As it turns out, I think this law is a good step, but far from complete or perfect (or even good.). Requiring each individual to personally set up 100% effective filters is an impossible burden. For sure, when I had young kids a decade ago, I tried, and I also talked to my kids about it. But how about also that drug dealer isn't allowed to sneakily approach my kids with free samples? And I can reasonably expect that my kids aren't forced to walk through the floor of a casino, with all the flashing lights and prostitutes, on their way to school? Since most school work requires the internet these days, that's what it feels like as a parent.

I have two adult kids, one doing well (despite visiting some questionable sites as a youth, I found out later), and one struggling, in part from the crap that is found on the internet. I know many of my peers with young adult children are telling the same story - at least one of their kids is way off the rails with a serious real-life problem, usually fueled by the internet casino in some way (and before you tell me we were all bad parents, these are now adults in their 20's and 30's, who mostly seemed normal and well-prepared after high school.)

Now, I am not completely blaming the internet, an excellent tool that has improved many things in my lifetime, for these outcomes.
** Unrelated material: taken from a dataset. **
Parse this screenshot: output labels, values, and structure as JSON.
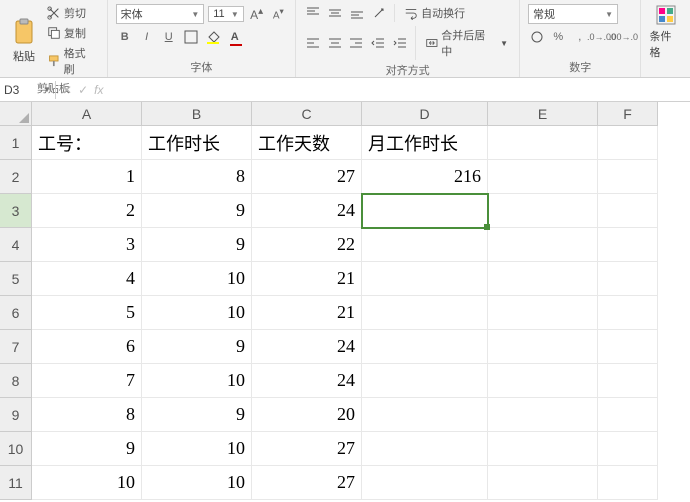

But let's not kid ourselves - there is a huge distinction between, say, Google Maps, and animal torture videos.

This is a hard problem, with lots of nuance and gray areas. It's the entire reason that laws and courts exist - sometimes you really do just need to sit down with a group of people and come to some sort of solution, however imperfect, and iterate to make it better.

Because clearly something has to happen - the opioids coming through the municipal internet pipes aren't going to be completely remediated with a personal water filter. This law provides for free water filters, but ones that won't work everywhere without prohibition-like enforcement (e.g. open source, DIY distributions of Linux.) It's part of the solution, far from perfect, and far from complete. But we are done doing nothing.

aeze•2mo ago
Are there studies showing that porn has a negative effect on people's lives to the point that this would be justifiable?